Le recours à des cartes d'identification
électronique des électeurs est prévue pour
le prochain scrutin. La participation électorale est toutefois en baisse puisque
moins de 40% des votants se sont présentés aux urnes lors des dernières élections
locales. « L'indifférence à l'égard des élections reflète une indifférence à l'égard du
système politique, affirme M. Sangster.
Beaucoup de nos concitoyens estiment
que leur vote ne changera rien ». Les
Jamaïcains semblent donc remettre leur
cadre institutionnel en question. « Le
manque de transparence détourne les
citoyens de leurs élus - au profit de leaders des collectivités locales. Le manque de
confiance dans le système judiciaire et la
police a donné lieu à des manifestations
de rue. Le sauvetage même du secteur financier a été perçu par certains comme une
récompense du gouvernement à la mauvaise gestion. »
M. Sangster n'est pas le seul à penser
de la sorte. La manifestation contre l'augmentation de la taxe sur le carburant est
un exemple « de violence extrême qui
entre en résonance avec le mécontentement économique », affirme Peter Moses,
président de la commission chargée de
trouver des solutions. L'absence d'expansion économique, le manque de perspectives pour les jeunes et le phénomène
d'exclusion ont été, plutôt que le prix de
l'essence, les causes réelles de cette
protestation. Pour Trevor Monroe, la
réponse doit probablement être trouvée
dans une plus grande transparence et des
mécanismes plus adéquats de réparation:
la Police Complaints Authority existe mais
personne ne sait où ni comment y faire
appel ! » Soucieux de l'opinion publique, le
gouvernement a organisé une vaste table
ronde en janvier pour évoquer la plupart
des domaines problématiques. Une législation est à l'étude en vue de réformer la
Constitution, d'instituer une Charte des
Droits et de mettre en place des mécanismes anti-corruption.

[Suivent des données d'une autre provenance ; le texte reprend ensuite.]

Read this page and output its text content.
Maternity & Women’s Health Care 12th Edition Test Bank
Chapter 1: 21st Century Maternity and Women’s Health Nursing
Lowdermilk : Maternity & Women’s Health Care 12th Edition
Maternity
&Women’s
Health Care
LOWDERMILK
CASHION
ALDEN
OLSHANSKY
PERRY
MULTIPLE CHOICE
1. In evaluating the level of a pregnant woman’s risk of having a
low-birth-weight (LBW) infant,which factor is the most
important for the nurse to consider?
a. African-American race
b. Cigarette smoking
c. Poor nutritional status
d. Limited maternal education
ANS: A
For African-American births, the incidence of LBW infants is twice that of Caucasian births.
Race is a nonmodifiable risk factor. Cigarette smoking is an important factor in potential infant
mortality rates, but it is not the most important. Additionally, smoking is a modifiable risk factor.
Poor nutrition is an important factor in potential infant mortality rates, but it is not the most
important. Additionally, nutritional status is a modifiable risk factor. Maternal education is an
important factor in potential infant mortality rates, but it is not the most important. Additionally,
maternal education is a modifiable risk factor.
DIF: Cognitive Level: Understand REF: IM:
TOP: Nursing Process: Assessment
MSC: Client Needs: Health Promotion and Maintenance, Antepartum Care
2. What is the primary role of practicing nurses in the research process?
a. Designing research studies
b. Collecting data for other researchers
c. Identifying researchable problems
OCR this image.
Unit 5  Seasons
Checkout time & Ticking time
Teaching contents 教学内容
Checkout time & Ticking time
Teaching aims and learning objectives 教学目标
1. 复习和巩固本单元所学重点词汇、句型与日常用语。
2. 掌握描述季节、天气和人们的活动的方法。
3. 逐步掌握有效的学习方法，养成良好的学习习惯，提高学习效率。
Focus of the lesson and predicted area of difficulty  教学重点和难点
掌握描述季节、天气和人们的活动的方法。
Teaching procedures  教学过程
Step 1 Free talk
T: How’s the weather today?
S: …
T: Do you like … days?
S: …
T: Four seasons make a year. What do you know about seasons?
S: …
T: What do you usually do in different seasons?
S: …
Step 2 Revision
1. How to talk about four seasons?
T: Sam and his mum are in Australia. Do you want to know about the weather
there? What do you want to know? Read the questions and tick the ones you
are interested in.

Dans son analyse de l'expérience jamaïcaine, le Professeur Rex Nettleford affirme
que « trente-sept ans ne représentent pas
une période très longue dans l'histoire d'un
pays, quel qu'il soit. La Jamaïque a encore
beaucoup d'étapes à franchir, que ce soit
en tant que nation ou en tant que société.
Il est amusant de constater que l'on imagine que l'indépendance règle tout du jour
au lendemain. N'oublions pas que les
Etats-Unis, 90 ans après leur indépendance, ont connu l'une des guerres les
plus sanglantes de l'histoire du monde. Or
la Jamaïque en est encore à définir son
identité et sa finalité. » Tout au long de leur
histoire, les Jamaïcains ont trouvé l'espoir
dans leur désespoir. Leur optimisme et
leur foi inébranlable dans leur capacité de
survie et de rédemption ont forgé leur caractère et inspiré leur culture.